Single Sans
contrefaçon
Grâce à ses
deux précédents singles
Libertine et
Tristana –
certifiés disques d’argent – et son
premier album
Cendres
de lune, Mylène Farmer a réussi
à s’imposer dans le milieu musical
jusqu’à créer de petits
évènements autour de ses clips. « Sans
contrefaçon » annonce pour sa part un tournant
décisif dans la carrière de l’artiste,
et l’élèvera au rang d’idole
chez toute une génération.
Avec son expression empruntée au
célèbre « 3e sexe »
d’Indochine dont le leader, Nicola Sirkis,
n’acceptera pas l’amalgame et se livrera
à dénigrer gratuitement Mylène Farmer
à toutes les occasions à partir de
l’album Le baiser, en 1990), « Sans
contrefaçon » est le premier morceau dans lequel
la chanteuse se livre plus en profondeur, de façon plus
intime.
Là où Mylène confiera à NRJ
en 1999 écrire sous l’influence de la musique de
Laurent Boutonnat, le processus de création
diffère quelque peu au début de sa
carrière.
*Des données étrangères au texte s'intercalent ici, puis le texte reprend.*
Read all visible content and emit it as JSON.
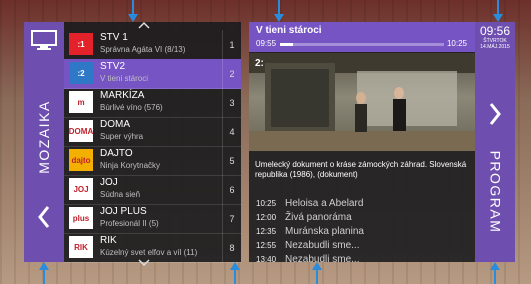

Référence à
l’enfance de l’artiste pendant laquelle elle
arborait des cheveux courts et aimait à se faire prendre
pour un garçon (jusqu’à glisser un
mouchoir dans son pantalon afin d’entretenir une certaine
confusion, recherchée), « Sans
contrefaçon » fait sans doute partie des titres
dont la portée dépasse leurs auteurs. Son texte
sera effectivement écrit en une demie-heure au bord
d’une piscine en août 1987, en compagnie
d’Elsa Trillat (amie et photographe de
l’époque) et d’un dictionnaire de
synonymes, alors que sa musique et ses gimmicks principaux seront
trouvés par Laurent Boutonnat.
Après les paroles plus adultes de « Libertine
» et « Tristana », « Sans
contrefaçon » renoue quelque peu avec
l’empreinte initiale Farmer / Boutonnat, c'est à
dire un caractère enfantin, féerique, quoique
toujours plus sombre qu’enjoué, qui a fait
connaître le duo.
« Sans contrefaçon » évoque
de façon poétique quoique simple un trouble
identitaire qui caractérisait Mylène Farmer
lorsqu’elle était enfant, en prenant pour
référence le Chevalier d’Eon
(« Et pour un empire je ne veux me
dévêtir ») et en contournant tout
débat sans intérêt ; les
qu’en-dira-t-on et les communautés,
Mylène s’en fout, ne se préoccupe pas
du regard extérieur.
Elle use ici des codes du travestissement (« Les yeux
cernés de noir », « Un mouchoir au creux
du pantalon / Je suis Chevalier d’Eon ») et de la
liberté, de l’acceptation de soi (« Je
n’en fais qu’à ma tête
», « Je me fous bien des qu’en-dira-t-on
») ; Mylène assume cette identité
qu’elle s’est choisie et se moque des
représailles (« Puisqu’il faut choisir /
A mots doux je peux le dire »), bien qu’elle
préserve son âme et ses réflexes
d’enfant (« Prenez garde à mes soldats
de plomb / C’est eux qui vous tueront »).
« Sans contrefaçon » semble davantage
inciter chaque individu à assumer et aimer ses
différences que proférer une forme de
démagogie racoleuse autour de
l’homosexualité (bien que
l’homosexualité en 1987, tout comme elle le
restera tristement en 2011, soit un sujet sensible).
L’amalgame d’avec
l’homosexualité n’est cependant pas
fortuit si l’on se fie au premier vers de la chanson
(l’expression « sortir du placard » se
lisant habituellement comme un symbole, sans équivoques, du
coming-out).
Mylène Farmer joue sur l’ambivalence sexuelle,
comme l’ont fait avant elle David Bowie, Freddy Mercury
(Queen) ou encore Patti Smith, en privilégiant cependant un
caractère nettement plus métaphorique, voire
onirique, et en endossant la panoplie d’un personnage
asexué, sans âge, qui n’utilise aucune
frasque dans le but de choquer la bourgeoise.
Là réside la force indéniable de
« Sans contrefaçon » : celle
d’avoir réussi à véhiculer
un message universel et percutant sans avoir recours à la
provocation. Un véritable coup de maître.